Screening Your Potential Tenants
The vast majority of your tenant relationships will be respectful ones with few bumps along the way. But if you aren’t careful, you’ll likely have one or two difficult relationships that will end up filling the majority of your time. To keep destructive tenant relationships out of your property so you can use your time to focus on more important things, tenant screening is of utmost importance. We’ve compiled a few tenant screening and decision-making tips to help you.
Before inviting a potential tenant to look at your property, ask a few questions over the phone to save everyone some time. These questions should be your deal breaker questions and could include questions about pets, smoking, and salary. If the potential tenant’s answers don’t fit your policy, like if they own an exotic pet, you don’t have to waste your time and theirs by showing the property.
If the potential tenant passes the pre-qualifying test, invite them to see the property.
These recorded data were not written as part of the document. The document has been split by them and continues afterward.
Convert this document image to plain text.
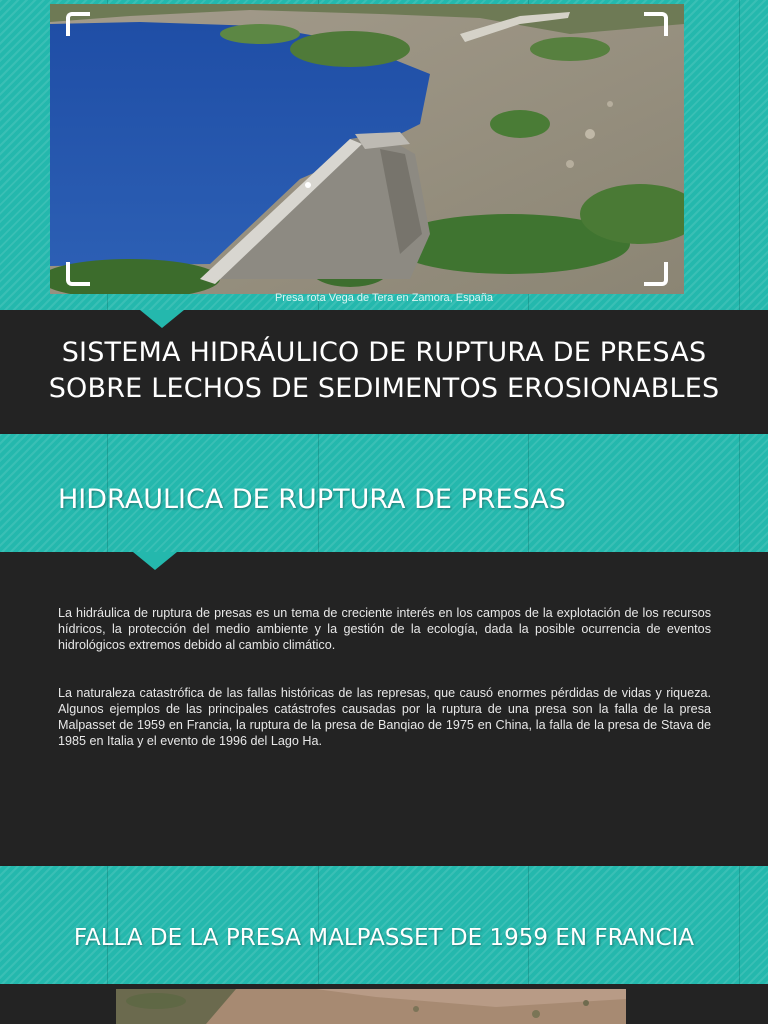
Presa rota Vega de Tera en Zamora, España
SISTEMA HIDRÁULICO DE RUPTURA DE PRESAS
SOBRE LECHOS DE SEDIMENTOS EROSIONABLES
HIDRAULICA DE RUPTURA DE PRESAS

La hidráulica de ruptura de presas es un tema de creciente interés en los campos de la explotación de los recursos hídricos, la protección del medio ambiente y la gestión de la ecología, dada la posible ocurrencia de eventos hidrológicos extremos debido al cambio climático.

La naturaleza catastrófica de las fallas históricas de las represas, que causó enormes pérdidas de vidas y riqueza. Algunos ejemplos de las principales catástrofes causadas por la ruptura de una presa son la falla de la presa Malpasset de 1959 en Francia, la ruptura de la presa de Banqiao de 1975 en China, la falla de la presa de Stava de 1985 en Italia y el evento de 1996 del Lago Ha.

FALLA DE LA PRESA MALPASSET DE 1959 EN FRANCIA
During this interaction, make sure your personalities mesh well. But whether they do or not, offer the same application to everyone who sees the property so you aren’t accused of discrimination. The rental application should ask for name, contact information, Social Security number, bank information, employment information, and landlord and personal references. It should also include the address of the property to be rented and its monthly rent. Make sure the application asked for permission to perform a background check.
Once you have the application, first check the person’s rental history. It is a good idea to call that person’s previous landlord rather than his or her current landlord who might be motivated to get rid of an unfavorable tenant. Next, contact the potential renter’s employer. Finally, run a credit report, keeping an eye out for eviction history or a pattern of late bill payment.
After you’ve gathered all of your information, run it through an established scoring system that assigns points based on salary information, references, and credit score. The person with the most number of points gets the apartment. Choosing tenants this way ensures that you’re not acting with bias of any kind and will protect you if you’re accused of discrimination.
Of course there are always surprises when dealing with tenants, but having a clear-cut method of screening tenants should go a long way toward helping you rent to responsible people with whom you can have friendly relationships.